Any metal exposed to the weather should be painted as often as is necessary to prevent it from rusting. Remove the old paint and rust from the surface with steel wool and emery cloth. When the metal is clean, wipe it off with petrol to remove any grease that is present. If this is not done, the grease and oil will prevent the paint from sticking, and it will chip off easily and quickly once it is dry.
After the metal is clean, apply a coat of metal primer. Ordinary exterior paint is not suitable for priming. Red lead is one of the best metal primers, and the entire metal surface should be given a full coat of it. Do not use a good paintbrush for metal work, but have a special brush for this purpose alone. After the priming coat is dry, put on the finishing coat. This can be any good exterior paint.
Check painted metal work often, and when it begins to crack and chip off, scrape or sand and repaint.
Painting galvanized iron
When a piece of metal is galvanized, it is given a thin coat of zinc to prevent the metal from rusting. As long as the zinc coating remains undamaged the metal will not rust, but the first scratch in the zinc surface will allow moisture to reach the metal. When galvanized iron is new, the zinc will prevent paint from adhering to it properly, but after the metal has been exposed to the weather for a few months, the zinc surface will be rough enough to receive paint successfully. The only preparation required is to remove any grease from the metal with petrol.

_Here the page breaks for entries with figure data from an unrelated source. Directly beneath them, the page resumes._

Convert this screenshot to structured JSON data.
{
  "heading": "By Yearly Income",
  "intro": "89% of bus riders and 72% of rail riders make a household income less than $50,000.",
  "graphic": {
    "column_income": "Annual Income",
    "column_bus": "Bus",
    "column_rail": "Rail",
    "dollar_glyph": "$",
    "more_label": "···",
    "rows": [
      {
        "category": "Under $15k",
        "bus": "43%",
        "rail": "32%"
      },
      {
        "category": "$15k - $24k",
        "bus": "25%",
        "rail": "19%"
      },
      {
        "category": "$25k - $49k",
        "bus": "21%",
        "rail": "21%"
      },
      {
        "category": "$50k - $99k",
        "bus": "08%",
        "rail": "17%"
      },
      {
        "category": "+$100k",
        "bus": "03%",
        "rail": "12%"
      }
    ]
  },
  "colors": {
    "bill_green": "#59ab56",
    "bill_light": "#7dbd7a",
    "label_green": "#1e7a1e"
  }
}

Before new galvanized iron can be painted, the surface must be chemically treated in order that the paint will hold. Do not use strong acid solution for this purpose, as it will completely remove the zinc coating. A solution that will roughen the zinc surface enough so that paint will adhere, without destroying the coating completely, can be made by mixing 2 oz. of copper chloride, 2 oz. of copper nitrate, 2 oz. sal ammoniac, 2 oz. of crude hydrochloric acid, and 1 gallon of soft water. Brush this solution on the metal surface and allow it to dry; then rinse with fresh water.
Painting metal toys
Good quality toys are expensive items and when a bicycle or coaster wagon begins to show signs of wear it should be taken in hand at once. A few hours spent in fixing a toy will make it as good as new in most instances.
Metal coaster wagons and other toys of this type when dented can usually be straightened by the home mechanic with the aid of a ball peen hammer and some blocks of wood. An alternative measure is to take the dented part down to a local garage. Here, a mechanic possessing the proper tools and skill can knock out the dents in a matter of minutes and give the cart its original shape.
The charge is usually slight. Broken metal parts should be welded back together-solder will not hold on a joint subject to stress.
Before you attempt to paint any complicated
toy it is a wise plan to strip it down as far as possible. Remove all
the parts and while doing this look to see if any nuts or bolts are worn
or badly rusted. If they are, use new ones of the same size when you reassemble
the parts. Once you have the cart or bicycle disassembled, give all the
parts a good cleaning in gasoline or petrol. Do this job outdoors so as
to avoid any fire hazard. With the grease and dirt out of the way, inspect
each part to see what sort of condition the finish is in. If the paint
is chipped in a few spots, it will not be necessary to scrape all the
rest of the paint off. To fix up the chipped spots, take some steel wool,
emery cloth, or sandpaper, and remove any sign of rust. Sand the edges
of the paint around the exposed metal until you get a tapered edge. Rub
a piece of sandpaper over the entire painted surface to cut the finish
enough so that the new paint will adhere properly. Now go back to the
chipped spots, wipe them off with gasoline, and apply one coat of metal
primer. When this is dry, apply a coat of finish paint over the primer.
After this is dry, brush on another coat or coats until the surface has
been built up level with the rest of the painted metal. After this, give
the spot a light sanding, wipe all the painted surface clean, and apply
enamel for a finish coat.
Aluminium must be treated differently from other metals as there is a chemical reaction between it and the lead in base paints. First scrub the surface with a non-alkaline cleanser. Then apply a prime coat of zinc chromate. When that is dry, any good exterior paint can be applied.